Wednesday, May 6, 2009

A letter to my first born child...

Dear Miss B-

You are 8 years old now, and old enough to know something that breaks my heart to admit: I don't have all the answers. Yes, I do know when you haven't brushed your teeth. I also know that you didn't brush the bottom layers of you hair. How do I know this? Because neither thing happens until I ask you about it. So if I didn't ask, I'm pretty sure you haven't done it yet.

But there are times, many times in fact, when I don't know what answer to give you. When we hear a story about someone hurting a child, I cannot tell you why it happened. Sure, I can say that someone was angry, hurt, confused, crazy, or just plain bad, but I cannot explain why one person will react with such an extreme, violent reaction.

When you tell me about someone not being kind to you, I can try to look at the situation from that person's point of view. "Maybe MeanKid was having a bad day today and took it out on you." "Perhaps MeanKid was jealous that you were able to do that so easily." But the truth is, even if those excuses are true, I cannot explain why anyone would ever not love you.

This is the biggest mystery to most mothers. Sure, I know that my kids have their moments, but how could anyone not adore you? Someday soon, a boy will break your heart. And mine will break as well. I can see what a great person you already are, but I can also see the wonderful potential your future holds. It hurts this mother's heart to even think about you being rejected or unappreciated.

You are the complete package. You are beautiful inside and out. You were an adorable baby, and now you are growing into a lovely young lady. You wish you were blond and had blue eyes, but your light brown hair and gray eyes are more striking. Those freckles you hate, they are just the perfect addition to your sweet face. And more importantly, let's talk about your heart. You are so tenderhearted that you try to please everyone, rather than disappointing them. While I love your willing spirit, I worry that you will be hurt more easily. But you are smart. And I love that you are outgoing and friendly. You are that lucky mix of bookworm and social butterfly. You are intelligent, but not awkward because of it.
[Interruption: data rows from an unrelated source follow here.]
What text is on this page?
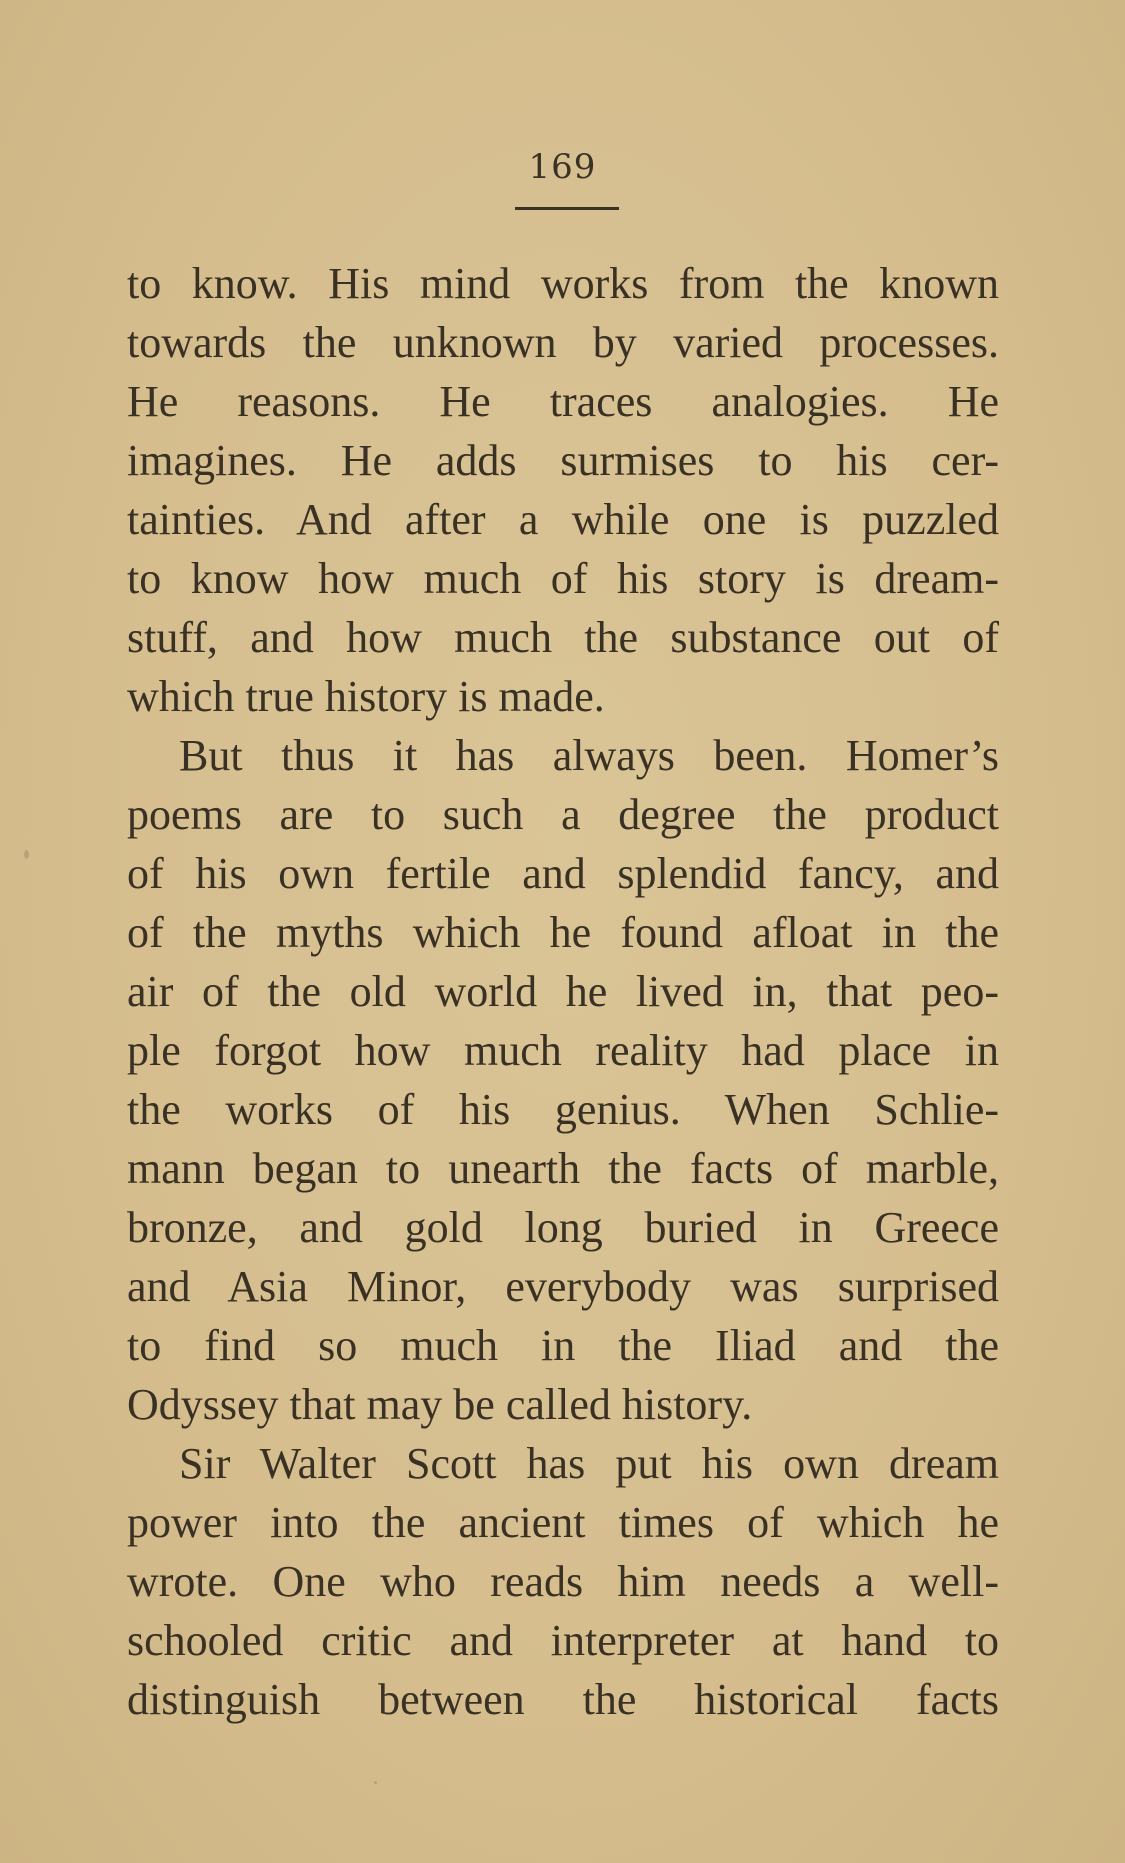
169
to know. His mind works from the known
towards the unknown by varied processes.
He reasons. He traces analogies. He
imagines. He adds surmises to his cer-
tainties. And after a while one is puzzled
to know how much of his story is dream-
stuff, and how much the substance out of
which true history is made.
But thus it has always been. Homer’s
poems are to such a degree the product
of his own fertile and splendid fancy, and
of the myths which he found afloat in the
air of the old world he lived in, that peo-
ple forgot how much reality had place in
the works of his genius. When Schlie-
mann began to unearth the facts of marble,
bronze, and gold long buried in Greece
and Asia Minor, everybody was surprised
to find so much in the Iliad and the
Odyssey that may be called history.
Sir Walter Scott has put his own dream
power into the ancient times of which he
wrote. One who reads him needs a well-
schooled critic and interpreter at hand to
distinguish between the historical facts
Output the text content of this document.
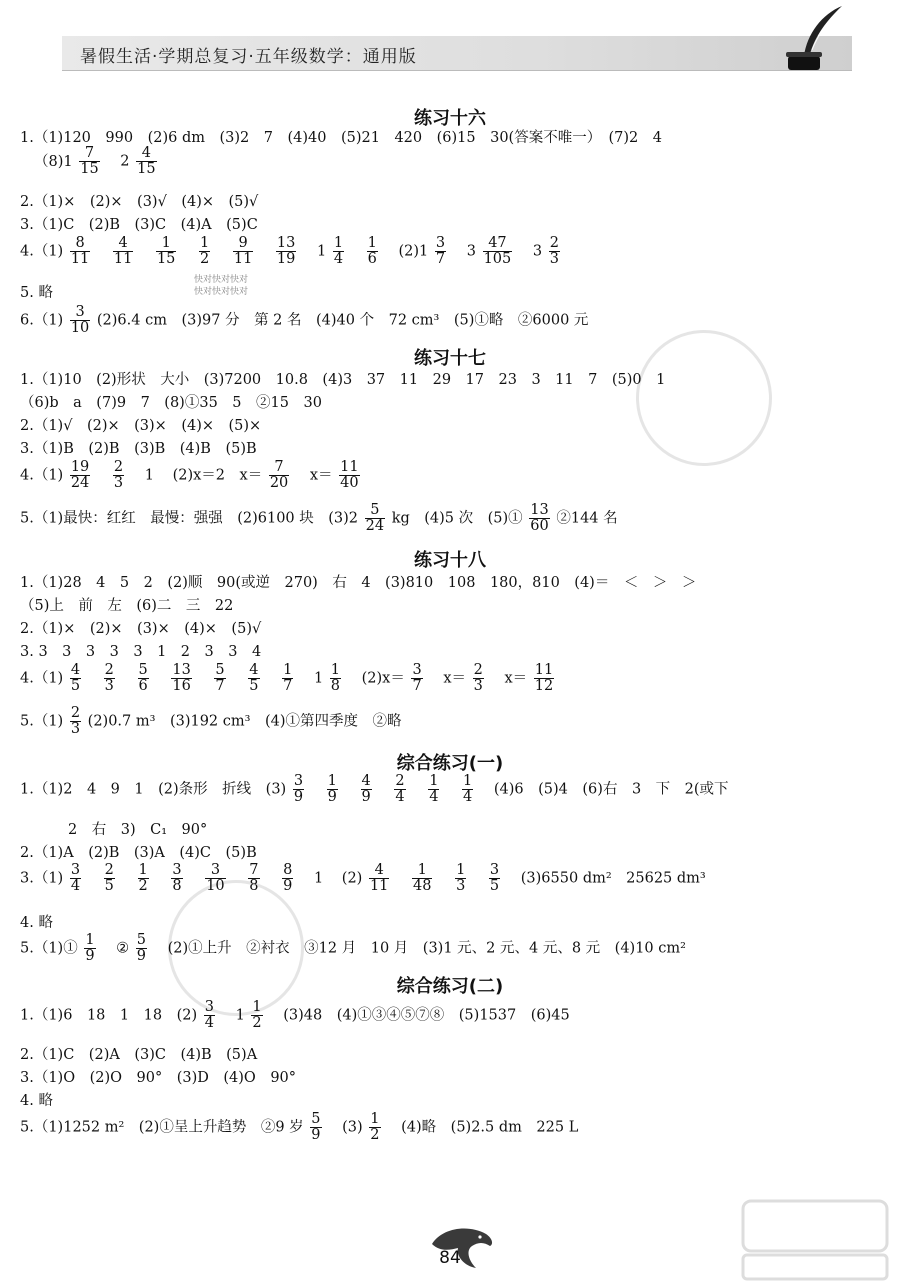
暑假生活·学期总复习·五年级数学：通用版
快对快对快对
快对快对快对
练习十六
1.（1)120　990　(2)6 dm　(3)2　7　(4)40　(5)21　420　(6)15　30(答案不唯一）　(7)2　4
$(8)1 \frac{7}{15} 2 \frac{4}{15}$
2.（1)×　(2)×　(3)√　(4)×　(5)√
3.（1)C　(2)B　(3)C　(4)A　(5)C
$4.(1) \frac{8}{11}$
$\frac{4}{11}$
$\frac{1}{15}$
$\frac{1}{2}$
$\frac{9}{11}$
$\frac{13}{19} 1 \frac{1}{4}$
$\frac{1}{6} (2)1 \frac{3}{7} 3 \frac{47}{105} 3 \frac{2}{3}$
5. 略
$6.(1) \frac{3}{10} (2)6.4$ cm　(3)97 分　第 2 名　(4)40 个　72 cm³　(5)①略　②6000 元
练习十七
1.（1)10　(2)形状　大小　(3)7200　10.8　(4)3　37　11　29　17　23　3　11　7　(5)0　1
（6)b　a　(7)9　7　(8)①35　5　②15　30
2.（1)√　(2)×　(3)×　(4)×　(5)×
3.（1)B　(2)B　(3)B　(4)B　(5)B
$4.(1) \frac{19}{24}$
$\frac{2}{3} 1$ (2)x＝2　$x= \frac{7}{20} x= \frac{11}{40}$
5.（1)最快：红红　最慢：强强　(2)6100 块　$(3)2 \frac{5}{24}$ kg　(4)5 次　(5)① $\frac{13}{60}$ ②144 名
练习十八
1.（1)28　4　5　2　(2)顺　90(或逆　270)　右　4　(3)810　108　180，810　(4)＝　＜　＞　＞
（5)上　前　左　(6)二　三　22
2.（1)×　(2)×　(3)×　(4)×　(5)√
3. 3　3　3　3　3　1　2　3　3　4
$4.(1) \frac{4}{5}$
$\frac{2}{3}$
$\frac{5}{6}$
$\frac{13}{16}$
$\frac{5}{7}$
$\frac{4}{5}$
$\frac{1}{7} 1 \frac{1}{8} (2)x= \frac{3}{7} x= \frac{2}{3} x= \frac{11}{12}$
$5.(1) \frac{2}{3} (2)0.7$ m³　(3)192 cm³　(4)①第四季度　②略
综合练习(一)
1.（1)2　4　9　1　(2)条形　折线　$(3) \frac{3}{9}$
$\frac{1}{9}$
$\frac{4}{9}$
$\frac{2}{4}$
$\frac{1}{4}$
$\frac{1}{4} (4)6$　(5)4　(6)右　3　下　2(或下
2　右　3)　C₁　90°
2.（1)A　(2)B　(3)A　(4)C　(5)B
$3.(1) \frac{3}{4}$
$\frac{2}{5}$
$\frac{1}{2}$
$\frac{3}{8}$
$\frac{3}{10}$
$\frac{7}{8}$
$\frac{8}{9} 1$ $(2) \frac{4}{11}$
$\frac{1}{48}$
$\frac{1}{3}$
$\frac{3}{5} (3)6550$ dm²　25625 dm³
4. 略
5.（1)① $\frac{1}{9}$ ② $\frac{5}{9}$ (2)①上升　②衬衣　③12 月　10 月　(3)1 元、2 元、4 元、8 元　(4)10 cm²
综合练习(二)
1.（1)6　18　1　18　$(2) \frac{3}{4} 1 \frac{1}{2} (3)48$　(4)①③④⑤⑦⑧　(5)1537　(6)45
2.（1)C　(2)A　(3)C　(4)B　(5)A
3.（1)O　(2)O　90°　(3)D　(4)O　90°
4. 略
5.（1)1252 m²　(2)①呈上升趋势　②9 岁 $\frac{5}{9} (3) \frac{1}{2} (4)$略　(5)2.5 dm　225 L
84
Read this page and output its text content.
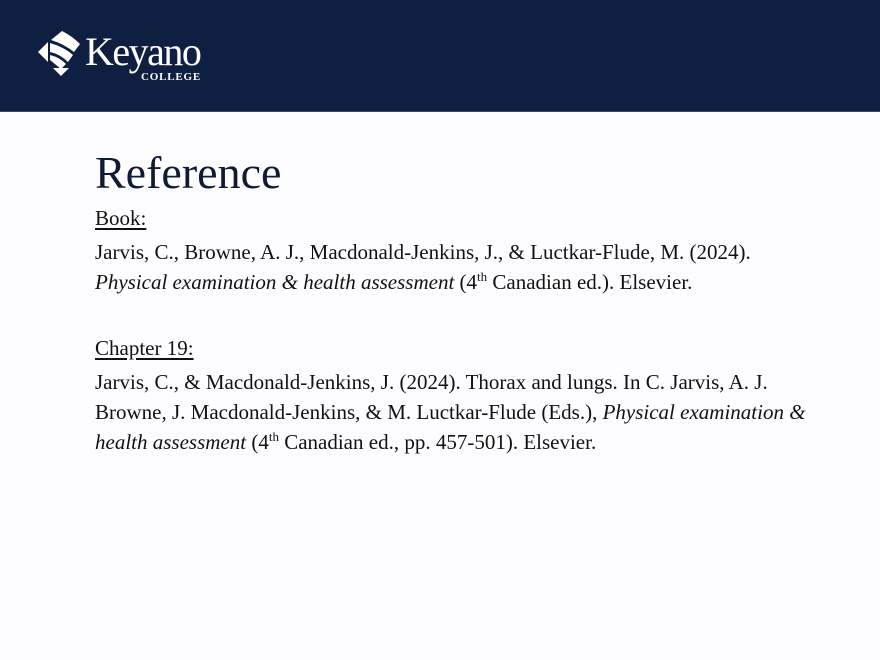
Keyano
COLLEGE
Reference
Book:
Jarvis, C., Browne, A. J., Macdonald-Jenkins, J., & Luctkar-Flude, M. (2024). Physical examination & health assessment (4th Canadian ed.). Elsevier.
Chapter 19:
Jarvis, C., & Macdonald-Jenkins, J. (2024). Thorax and lungs. In C. Jarvis, A. J. Browne, J. Macdonald-Jenkins, & M. Luctkar-Flude (Eds.), Physical examination & health assessment (4th Canadian ed., pp. 457-501). Elsevier.
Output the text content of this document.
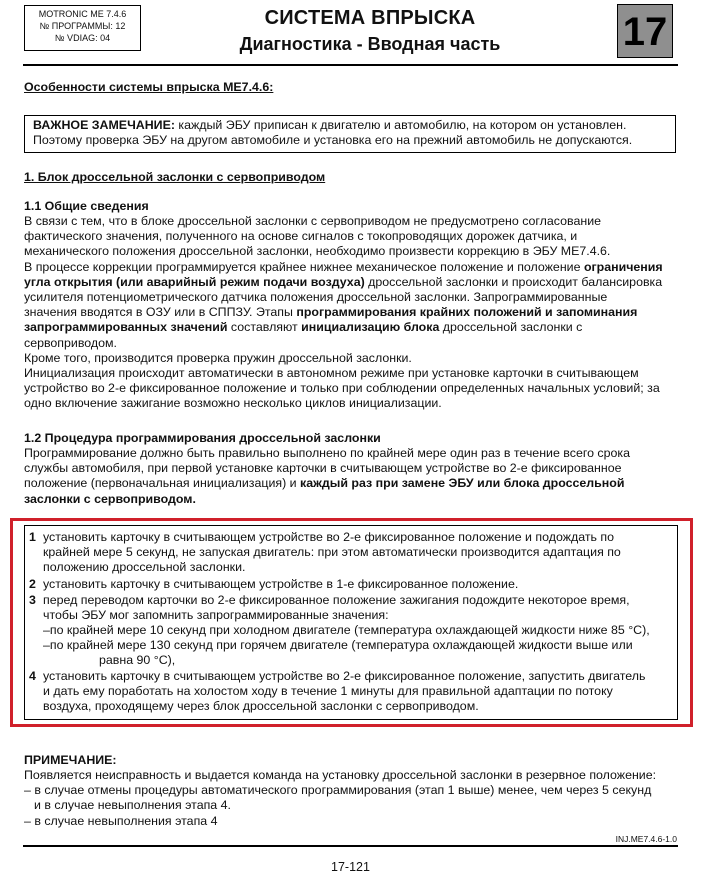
MOTRONIC ME 7.4.6
№ ПРОГРАММЫ: 12
№ VDIAG: 04
СИСТЕМА ВПРЫСКА
Диагностика - Вводная часть	17
Особенности системы впрыска ME7.4.6:

ВАЖНОЕ ЗАМЕЧАНИЕ: каждый ЭБУ приписан к двигателю и автомобилю, на котором он установлен.

Поэтому проверка ЭБУ на другом автомобиле и установка его на прежний автомобиль не допускаются.

1. Блок дроссельной заслонки с сервоприводом
1.1 Общие сведения
В связи с тем, что в блоке дроссельной заслонки с сервоприводом не предусмотрено согласование
фактического значения, полученного на основе сигналов с токопроводящих дорожек датчика, и
механического положения дроссельной заслонки, необходимо произвести коррекцию в ЭБУ ME7.4.6.
В процессе коррекции программируется крайнее нижнее механическое положение и положение ограничения
угла открытия (или аварийный режим подачи воздуха) дроссельной заслонки и происходит балансировка
усилителя потенциометрического датчика положения дроссельной заслонки. Запрограммированные
значения вводятся в ОЗУ или в СППЗУ. Этапы программирования крайних положений и запоминания
запрограммированных значений составляют инициализацию блока дроссельной заслонки с
сервоприводом.
Кроме того, производится проверка пружин дроссельной заслонки.
Инициализация происходит автоматически в автономном режиме при установке карточки в считывающем
устройство во 2-е фиксированное положение и только при соблюдении определенных начальных условий; за
одно включение зажигание возможно несколько циклов инициализации.
1.2 Процедура программирования дроссельной заслонки
Программирование должно быть правильно выполнено по крайней мере один раз в течение всего срока
службы автомобиля, при первой установке карточки в считывающем устройстве во 2-е фиксированное
положение (первоначальная инициализация) и каждый раз при замене ЭБУ или блока дроссельной
заслонки с сервоприводом.
1 установить карточку в считывающем устройстве во 2-е фиксированное положение и подождать по
крайней мере 5 секунд, не запуская двигатель: при этом автоматически производится адаптация по
положению дроссельной заслонки.
2 установить карточку в считывающем устройстве в 1-е фиксированное положение.
3 перед переводом карточки во 2-е фиксированное положение зажигания подождите некоторое время,
чтобы ЭБУ мог запомнить запрограммированные значения:
–по крайней мере 10 секунд при холодном двигателе (температура охлаждающей жидкости ниже 85 °С),
–по крайней мере 130 секунд при горячем двигателе (температура охлаждающей жидкости выше или
равна 90 °С),
4 установить карточку в считывающем устройстве во 2-е фиксированное положение, запустить двигатель
и дать ему поработать на холостом ходу в течение 1 минуты для правильной адаптации по потоку
воздуха, проходящему через блок дроссельной заслонки с сервоприводом.
ПРИМЕЧАНИЕ:
Появляется неисправность и выдается команда на установку дроссельной заслонки в резервное положение:
– в случае отмены процедуры автоматического программирования (этап 1 выше) менее, чем через 5 секунд
и в случае невыполнения этапа 4.
– в случае невыполнения этапа 4
INJ.ME7.4.6-1.0
17-121
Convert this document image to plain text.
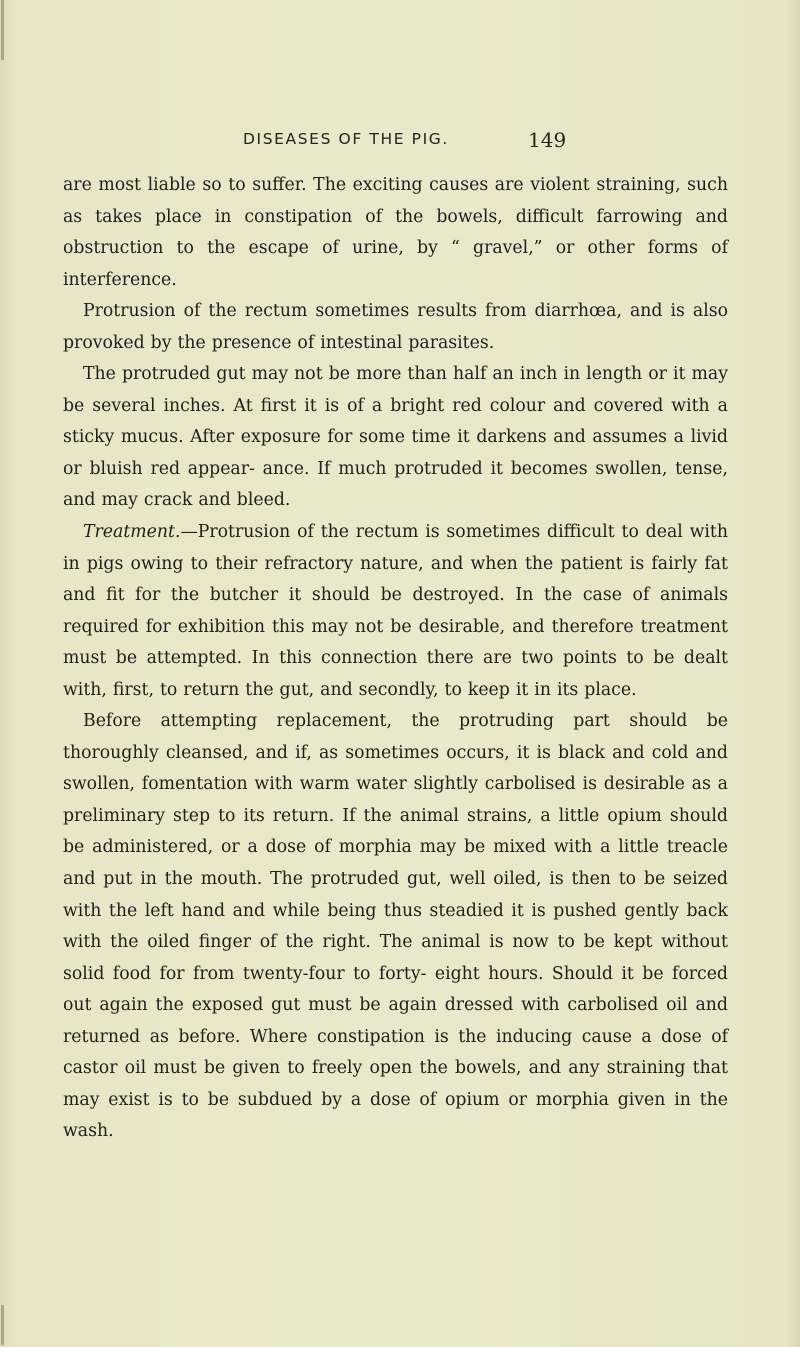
DISEASES OF THE PIG.	149

are most liable so to suffer. The exciting causes are violent straining, such as takes place in constipation of the bowels, difficult farrowing and obstruction to the escape of urine, by “ gravel,” or other forms of interference.

Protrusion of the rectum sometimes results from diarrhœa, and is also provoked by the presence of intestinal parasites.

The protruded gut may not be more than half an inch in length or it may be several inches. At first it is of a bright red colour and covered with a sticky mucus. After exposure for some time it darkens and assumes a livid or bluish red appear- ance. If much protruded it becomes swollen, tense, and may crack and bleed.

Treatment.—Protrusion of the rectum is sometimes difficult to deal with in pigs owing to their refractory nature, and when the patient is fairly fat and fit for the butcher it should be destroyed. In the case of animals required for exhibition this may not be desirable, and therefore treatment must be attempted. In this connection there are two points to be dealt with, first, to return the gut, and secondly, to keep it in its place.

Before attempting replacement, the protruding part should be thoroughly cleansed, and if, as sometimes occurs, it is black and cold and swollen, fomentation with warm water slightly carbolised is desirable as a preliminary step to its return. If the animal strains, a little opium should be administered, or a dose of morphia may be mixed with a little treacle and put in the mouth. The protruded gut, well oiled, is then to be seized with the left hand and while being thus steadied it is pushed gently back with the oiled finger of the right. The animal is now to be kept without solid food for from twenty-four to forty- eight hours. Should it be forced out again the exposed gut must be again dressed with carbolised oil and returned as before. Where constipation is the inducing cause a dose of castor oil must be given to freely open the bowels, and any straining that may exist is to be subdued by a dose of opium or morphia given in the wash.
And yet someday, some seemingly nice boy will make you doubt all that I know is true. You will think you are ugly and awkward, dumb and selfish. You will believe these things, and I will never be able to understand why. Sure, I will know that this boy or best friend has hurt you, but I will never be able to figure out why you believe them. You, who is so special and lovable. You, who is so giving and gentle. You will cry and hurt and wonder who will ever love someone like you. But just turn around... I will always be there with my hand raised to volunteer for such an opportunity. And while you may tell yourself that Mom's love doesn't count, just know that not only do I love you... I like you too. I'm the lucky one here.

My love may not make everything easier for you, but it will never be something you have to doubt.